Here’s a look at what’s to come
The GMF is the Place Made for Minds, dedicated to looking at various topics from the fields of foreign policy, future of the media and freedom of expression as well as sustainable development and creative industries and their relation to each annual focus theme. Each year, we select a relevant special focus theme from a particular area of interest. The theme for 2017 will be “Identity and Diversity”. Amongst others, we look forward to discussing the following topics with you this summer:
Artificial intelligence and journalism
Twitterbots, chatbots, googlebots … The use of journalistic bots has a profound impact on media. Automating three particular aspects of journalism — alerting, aggregating, and monitoring — are bots the future of blogging and journalism? Will human reporters be replaced by artificial intelligence entirely?

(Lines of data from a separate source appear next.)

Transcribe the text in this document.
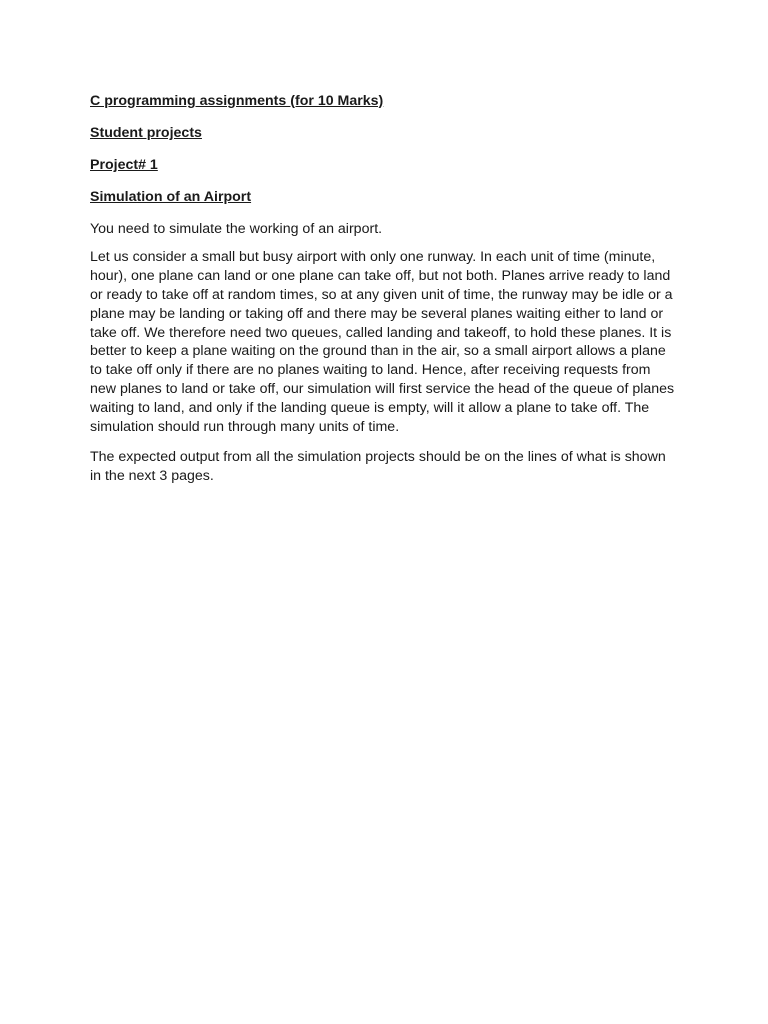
C programming assignments (for 10 Marks)
Student projects
Project# 1
Simulation of an Airport

You need to simulate the working of an airport.

Let us consider a small but busy airport with only one runway. In each unit of time (minute, hour), one plane can land or one plane can take off, but not both. Planes arrive ready to land or ready to take off at random times, so at any given unit of time, the runway may be idle or a plane may be landing or taking off and there may be several planes waiting either to land or take off. We therefore need two queues, called landing and takeoff, to hold these planes. It is better to keep a plane waiting on the ground than in the air, so a small airport allows a plane to take off only if there are no planes waiting to land. Hence, after receiving requests from new planes to land or take off, our simulation will first service the head of the queue of planes waiting to land, and only if the landing queue is empty, will it allow a plane to take off. The simulation should run through many units of time.

The expected output from all the simulation projects should be on the lines of what is shown in the next 3 pages.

Ostracism, demarcation and autonomy
Partnership matters: A successful sustainable development agenda requires partnerships between governments, the private sector and civil society. How can we become one international community striving for the same goals? What role may international organizations play in this context and where are the limits?

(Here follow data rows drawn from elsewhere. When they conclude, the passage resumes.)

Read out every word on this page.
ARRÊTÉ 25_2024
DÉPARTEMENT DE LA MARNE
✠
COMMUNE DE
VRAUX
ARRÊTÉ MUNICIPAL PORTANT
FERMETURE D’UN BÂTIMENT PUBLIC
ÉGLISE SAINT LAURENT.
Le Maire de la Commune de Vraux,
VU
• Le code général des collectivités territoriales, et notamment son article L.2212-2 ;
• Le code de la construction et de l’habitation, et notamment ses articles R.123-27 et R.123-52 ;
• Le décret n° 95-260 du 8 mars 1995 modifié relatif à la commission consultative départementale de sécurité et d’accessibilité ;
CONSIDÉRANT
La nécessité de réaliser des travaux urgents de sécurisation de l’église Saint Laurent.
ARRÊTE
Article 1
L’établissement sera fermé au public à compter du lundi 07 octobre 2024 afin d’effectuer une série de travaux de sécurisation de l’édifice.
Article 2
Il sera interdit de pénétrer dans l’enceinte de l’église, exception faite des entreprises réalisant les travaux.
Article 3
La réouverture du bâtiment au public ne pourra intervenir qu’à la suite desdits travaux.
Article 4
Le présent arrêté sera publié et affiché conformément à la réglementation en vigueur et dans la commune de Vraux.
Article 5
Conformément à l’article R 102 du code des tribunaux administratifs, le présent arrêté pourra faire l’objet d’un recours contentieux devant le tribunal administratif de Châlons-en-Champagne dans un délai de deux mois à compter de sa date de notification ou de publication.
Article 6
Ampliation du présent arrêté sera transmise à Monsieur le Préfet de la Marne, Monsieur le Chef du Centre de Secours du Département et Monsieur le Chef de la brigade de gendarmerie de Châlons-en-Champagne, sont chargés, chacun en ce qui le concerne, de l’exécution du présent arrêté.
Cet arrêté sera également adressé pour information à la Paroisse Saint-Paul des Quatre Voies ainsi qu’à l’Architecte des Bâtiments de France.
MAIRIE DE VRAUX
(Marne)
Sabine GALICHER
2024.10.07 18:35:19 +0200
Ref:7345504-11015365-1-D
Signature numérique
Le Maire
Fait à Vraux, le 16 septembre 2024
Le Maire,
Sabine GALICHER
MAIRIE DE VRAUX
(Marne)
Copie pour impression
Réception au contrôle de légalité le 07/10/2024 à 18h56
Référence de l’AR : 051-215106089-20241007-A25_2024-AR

Populism — a threat to values
Brexit, Trump, rising xenophobia … the list goes on. Nationalism has been emerging across the globe as the public demonstrates its widespread distrust in the political establishment — very much at a threat to democracy. How can media help dismantle the foundation of populism and to make the complex topic of globalization understandable for all?
Post-truth politics and our future
Welcome to an age in which the legitimacy of politics is built upon a scaffold of lies. With electorates increasingly disinterested with facts and in a time when the digital spread of “fake news” is easier than ever before, how can media rebuild trust and how can we increase media literacy among the public?
African satire draws attention
Humor endures. Despite governments and political players attempt to humorous, social criticism, Africa’s young, well-connected community finds a form of communality in mocking their governments — to the extent that some even speak of a “Social Panafricanism.” We’ll look at the power that lies behind the laughter.